AKP iktidarının bir takım sözde ’demokratik açılım’ iddiasıyla öne sürdüğü her paketten özgürlüğü kısıtlayıcı yasaklar ve tek partili sisteme (siz bunu tek kişi anlayın!) dönüşen bir ’hukuk sistemi’ çıkmaktadır. Bu açılımların neticesinde, devletin topluma karşı hep daha fazla şiddete yöneldiği ve aşırı güç kullandığı görülmektedir. Kendi taraftarı olan liberal köşe yazarlarının dahi kısmi serzenişlerini hazmedemeyen Erdoğan hükümeti, düşünmeyen, sorgulamayan ve soru sormayan bir toplum yaratmak için elindeki devlet mekanizmasını hukuk dışı metodlarla kullanmaktadır. Böylece halka siyaset yapacak alan bırakılmamaktadır. İtaatkar bir toplumun hedeflendiği konusundaki kaygılar doğrulanmaktadır.
İnsan Hakları Derneği, Türkiye İnsan Hakları Vakfı, Diyarbakır Barosu ve Diyarbakır Tabip Odası`nın da aralarında bulunduğu 11 sivil toplum örgütü, toplumsal olaylarda polise taş attıkları gerekçesiyle yargılanan ‘taş atan çocuklarla’ ilgili hazırladığı raporu geçenlerde açıklamıştı. Uzmanlar eşliğinde hazırlanan rapora göre, ’çocukların sokak eylemleri, kendi mekanlarını ve kendilerini ifade alanlarını açmak için bir yol olarak yorumlanmalıdır’ tespitinde bulunmuştu. Ülkede, eğer 12-18 yaşları arasında 4 bin çocuk sırf kendilerini ifade etmek için taş atmak zorunda kalıyorsa, bu bir ülkenin en temel demokratik haklar açısından bile ne vaziyette olduğunun çok açık bir göstergesidir.
Ragıp (Zarakolu), benim kadim dostumdur. Gerek kendi gerek şu anda hayatta olmayan eski eşi Ayşe ile, 30 yıla yaklaşan bir arkadaşlığımız var. Zarakolu ailesi (şu anda oğlu Deniz de buna dahil oldu) özgürlük, eşitlik ve demokrasi için mücadele ederek bu günlere gelir.

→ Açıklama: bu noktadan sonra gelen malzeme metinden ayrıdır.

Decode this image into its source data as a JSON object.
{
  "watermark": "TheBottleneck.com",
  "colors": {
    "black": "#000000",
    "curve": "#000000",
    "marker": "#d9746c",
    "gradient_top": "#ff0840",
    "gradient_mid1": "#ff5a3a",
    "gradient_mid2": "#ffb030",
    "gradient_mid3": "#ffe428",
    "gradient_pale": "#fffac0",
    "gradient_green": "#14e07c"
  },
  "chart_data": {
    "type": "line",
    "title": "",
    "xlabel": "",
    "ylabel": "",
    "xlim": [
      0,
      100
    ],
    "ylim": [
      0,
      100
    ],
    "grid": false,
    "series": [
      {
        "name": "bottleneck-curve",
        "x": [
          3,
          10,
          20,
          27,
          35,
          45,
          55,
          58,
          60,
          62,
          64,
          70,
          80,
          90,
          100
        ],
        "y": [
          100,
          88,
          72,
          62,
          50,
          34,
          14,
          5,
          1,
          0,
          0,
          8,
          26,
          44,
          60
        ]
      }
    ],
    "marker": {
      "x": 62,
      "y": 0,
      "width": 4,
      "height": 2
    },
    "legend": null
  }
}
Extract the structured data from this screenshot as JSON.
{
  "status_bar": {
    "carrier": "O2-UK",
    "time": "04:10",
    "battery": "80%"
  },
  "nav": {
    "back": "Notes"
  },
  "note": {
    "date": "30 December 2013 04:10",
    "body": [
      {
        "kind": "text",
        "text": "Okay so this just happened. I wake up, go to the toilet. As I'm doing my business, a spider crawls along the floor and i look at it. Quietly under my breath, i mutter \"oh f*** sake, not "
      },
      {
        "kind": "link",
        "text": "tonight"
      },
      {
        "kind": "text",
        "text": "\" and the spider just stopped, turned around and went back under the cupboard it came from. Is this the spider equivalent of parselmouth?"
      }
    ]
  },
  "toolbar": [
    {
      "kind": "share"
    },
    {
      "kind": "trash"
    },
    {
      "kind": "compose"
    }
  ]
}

Özellikle 12 Eylül faşist cuntası sonrasında bir çok sosyalist aydınla beraber Türkiye Sorunları, 11. Tez ve Dünya Sorunları Dizilerinin çıkmasına önayak olanlardan biridir. Bu çalışmalar, Marks’ın ’esas olan dünyayı değiştirmektir’ yaklaşımıyla hareket eden bazı sosyalistler arasında alçakgönüllü bir teorik araştırma ve tartışmanın zemini olur. İnsan Hakları Derneği‘nin kurulmasında önemli rol oynar. Kürt halkı başta olmak üzere ezilenlerin edebi alanda ürünlerinin ortaya çıkarılarak tanıtılmasına çaba sarfeder. 1915 katliamı konusunda yayınların yasak olduğu bir dönemde bile ardarda yayınlar çıkararak Osmanlı ve Cumhuriyet gerçekliğine başka bir pencereden bakılmasına ortam hazırlar.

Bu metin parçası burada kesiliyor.